To show this, we break the problem up into three distinct cases, depending on the remainder of dividing \(n\) by \(3\). Specifically, we know that for some integer \(k\) we must have \(n = 3k\), \(n = 3k+1\) or \(n = 3k+2\).
- Case 1: (\(n = 3k\))
In this case, we can write
\[2n^2 + n + 1 = 2(3k)^2 + (3k) + 1 = 18k^2 + 3k + 1 = 3(6k^2 + k) + 1.\]Since \(1\) is not divisible by \(3\), we see that \(2n^2 + n + 1\) can’t be either.
- Case 2: (\(n = 3k+1\))
In this case, we write
\[2n^2 + n + 1 = 2(3k+1)^2 + (3k+1) + 1 = 18k^2 + 15k + 2 = 3(6k^2 + 5k) + 2.\]Since \(2\) is not divisible by \(3\), we see that \(2n^2 + n + 1\) can’t be either.
- Case 3: (\(n = 3k+2\))
In this case, we write
\[2n^2 + n + 1 = 2(3k+2)^2 + (3k+2) + 1 = 18k^2 + 27k + 11 = 3(6k^2 + 9k+3) + 2.\]Since \(2\) is not divisible by \(3\), we see that \(2n^2 + n + 1\) can’t be either.
Example 2
In the dead of night, you and three companions are fleeing from actual cannibal Shia LeBeouf. You come to a bridge that you must cross as quickly as possible to get to safety. However, the bridge is narrow and can only hold two people at a time! Furthermore, there is on moonlight and you have only one flashlight amongst you, which you must use while crossing the bridge.

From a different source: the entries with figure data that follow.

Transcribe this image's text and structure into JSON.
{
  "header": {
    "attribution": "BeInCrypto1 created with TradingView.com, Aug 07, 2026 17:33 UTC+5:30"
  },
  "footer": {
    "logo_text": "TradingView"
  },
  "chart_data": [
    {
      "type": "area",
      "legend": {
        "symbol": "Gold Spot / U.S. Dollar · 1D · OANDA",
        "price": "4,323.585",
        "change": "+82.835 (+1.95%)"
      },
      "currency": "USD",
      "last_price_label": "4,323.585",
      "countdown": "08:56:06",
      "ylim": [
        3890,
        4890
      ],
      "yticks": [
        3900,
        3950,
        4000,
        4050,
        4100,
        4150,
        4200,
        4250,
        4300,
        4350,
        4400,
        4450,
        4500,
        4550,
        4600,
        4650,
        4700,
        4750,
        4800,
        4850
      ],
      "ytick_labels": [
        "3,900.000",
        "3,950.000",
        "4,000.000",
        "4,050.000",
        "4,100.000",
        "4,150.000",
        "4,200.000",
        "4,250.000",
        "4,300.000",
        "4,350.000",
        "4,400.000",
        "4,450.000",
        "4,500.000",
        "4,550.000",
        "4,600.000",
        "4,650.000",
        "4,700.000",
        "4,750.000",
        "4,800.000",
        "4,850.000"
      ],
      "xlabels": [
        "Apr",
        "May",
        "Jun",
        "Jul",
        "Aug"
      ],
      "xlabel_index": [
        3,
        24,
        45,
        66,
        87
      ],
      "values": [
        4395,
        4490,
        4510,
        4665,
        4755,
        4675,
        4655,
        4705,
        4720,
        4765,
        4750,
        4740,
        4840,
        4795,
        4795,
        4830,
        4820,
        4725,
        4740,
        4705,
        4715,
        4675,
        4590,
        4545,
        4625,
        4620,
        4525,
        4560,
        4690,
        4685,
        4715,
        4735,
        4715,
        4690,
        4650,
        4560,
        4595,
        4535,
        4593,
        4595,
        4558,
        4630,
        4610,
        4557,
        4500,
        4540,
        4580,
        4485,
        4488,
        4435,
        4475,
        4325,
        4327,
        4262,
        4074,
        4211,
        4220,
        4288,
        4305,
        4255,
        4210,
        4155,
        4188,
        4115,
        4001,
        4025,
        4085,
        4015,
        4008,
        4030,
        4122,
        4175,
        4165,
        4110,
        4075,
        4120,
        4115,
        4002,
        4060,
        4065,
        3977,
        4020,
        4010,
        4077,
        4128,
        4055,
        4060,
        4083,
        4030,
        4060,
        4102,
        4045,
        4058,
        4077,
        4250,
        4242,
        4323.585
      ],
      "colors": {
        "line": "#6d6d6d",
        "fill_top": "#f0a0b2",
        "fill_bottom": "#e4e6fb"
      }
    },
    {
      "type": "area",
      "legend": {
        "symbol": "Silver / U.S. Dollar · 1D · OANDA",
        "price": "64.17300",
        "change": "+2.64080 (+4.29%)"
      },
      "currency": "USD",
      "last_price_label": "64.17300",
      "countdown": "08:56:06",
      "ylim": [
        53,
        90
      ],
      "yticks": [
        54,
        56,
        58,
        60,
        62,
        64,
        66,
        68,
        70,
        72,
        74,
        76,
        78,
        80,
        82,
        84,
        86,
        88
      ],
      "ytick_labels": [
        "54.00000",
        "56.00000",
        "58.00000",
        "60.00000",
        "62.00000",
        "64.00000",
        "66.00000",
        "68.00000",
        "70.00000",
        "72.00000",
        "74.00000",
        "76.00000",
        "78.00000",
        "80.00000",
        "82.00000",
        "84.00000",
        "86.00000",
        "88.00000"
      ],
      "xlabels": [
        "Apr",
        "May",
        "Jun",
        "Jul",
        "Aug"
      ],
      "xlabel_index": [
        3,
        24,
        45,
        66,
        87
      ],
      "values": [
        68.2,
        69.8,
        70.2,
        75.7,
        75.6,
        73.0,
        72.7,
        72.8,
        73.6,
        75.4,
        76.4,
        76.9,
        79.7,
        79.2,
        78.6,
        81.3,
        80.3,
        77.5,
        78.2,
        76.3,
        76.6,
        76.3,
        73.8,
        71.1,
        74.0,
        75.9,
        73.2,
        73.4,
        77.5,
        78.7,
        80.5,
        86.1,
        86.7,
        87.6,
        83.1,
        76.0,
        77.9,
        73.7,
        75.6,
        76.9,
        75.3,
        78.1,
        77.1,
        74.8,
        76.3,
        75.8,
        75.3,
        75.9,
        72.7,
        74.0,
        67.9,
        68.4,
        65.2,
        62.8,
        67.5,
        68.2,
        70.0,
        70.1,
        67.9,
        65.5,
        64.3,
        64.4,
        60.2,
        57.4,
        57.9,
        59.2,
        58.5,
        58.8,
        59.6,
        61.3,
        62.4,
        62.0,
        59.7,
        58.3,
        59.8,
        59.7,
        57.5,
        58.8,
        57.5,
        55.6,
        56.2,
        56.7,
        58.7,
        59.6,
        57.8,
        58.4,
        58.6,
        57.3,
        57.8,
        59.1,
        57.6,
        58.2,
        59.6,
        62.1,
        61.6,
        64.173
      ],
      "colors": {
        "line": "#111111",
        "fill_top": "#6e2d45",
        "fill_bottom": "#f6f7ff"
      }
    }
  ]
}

As you are uninjured, you can cross the bridge in a minute flat. Your friend Mary can cross it in two minutes. However, beaten up as they are, Ted takes \(5\) minutes and Kelly takes \(8\) minutes.
Problem: Determine how all four of you can cross the bridge as swiftly as possible. You know that Shia LeBeouf will catch up to you in 16 minutes! Can you survive??!?!
To solve this problem, first realize that every time two people cross the bridge, one will have to go back in order for more people to use the torch to cross. For example, you and Mary could cross (taking two minutes), then you can return (taking one minute), and then cross with Ted (taking 5 minutes), return once more (taking one minute), and cross for the last time with Kelly (taking 8 minutes) for a grand total of 16 minutes. However, Shia LeBeouf will be on top of you then! If you can do it no faster, you are surely doomed.
To find the fastest strategy we can list all the possible combinations of crossings. Of course, since everyone can cross with no more than two return trips, it makes sense that the fastest time will use two return trips. Also, since Kelly and Ted take so long to cross, if they have to cross more than once the total elapsed time will be more than \(16\) minutes. Finally, the optimal time will occur if whoever returns with the flashlight is whoever is fastest person to have already crossed. Labelling you, Mary, Ted, and Kelly as A,B,C, and D respectively, the sensible possibilities are
| Sequence | Time (minutes) |
|---|---|
| A+B go, A returns, A+C go, A returns, A+D go | 16 |
| A+B go, A returns, A+D go, A returns, A+C go | 16 |
| A+B go, A returns, C+D go, B returns, A+B go | 15 |
| A+C go, A returns, A+B go, A returns, A+D go | 16 |
| A+C go, A returns, A+D go, A returns, A+B go | 16 |
| A+C go, A returns, B+D go, B returns, A+B go | 18 |
| A+D go, A returns, A+C go, A returns, A+D go | 16 |
| A+D go, A returns, A+B go, A returns, A+C go | 16 |
| A+D go, A returns, B+C go, B returns, A+B go | 18 |
As we see from all of the above cases, we can survive! The fastest strategy will take only \(15\) minutes.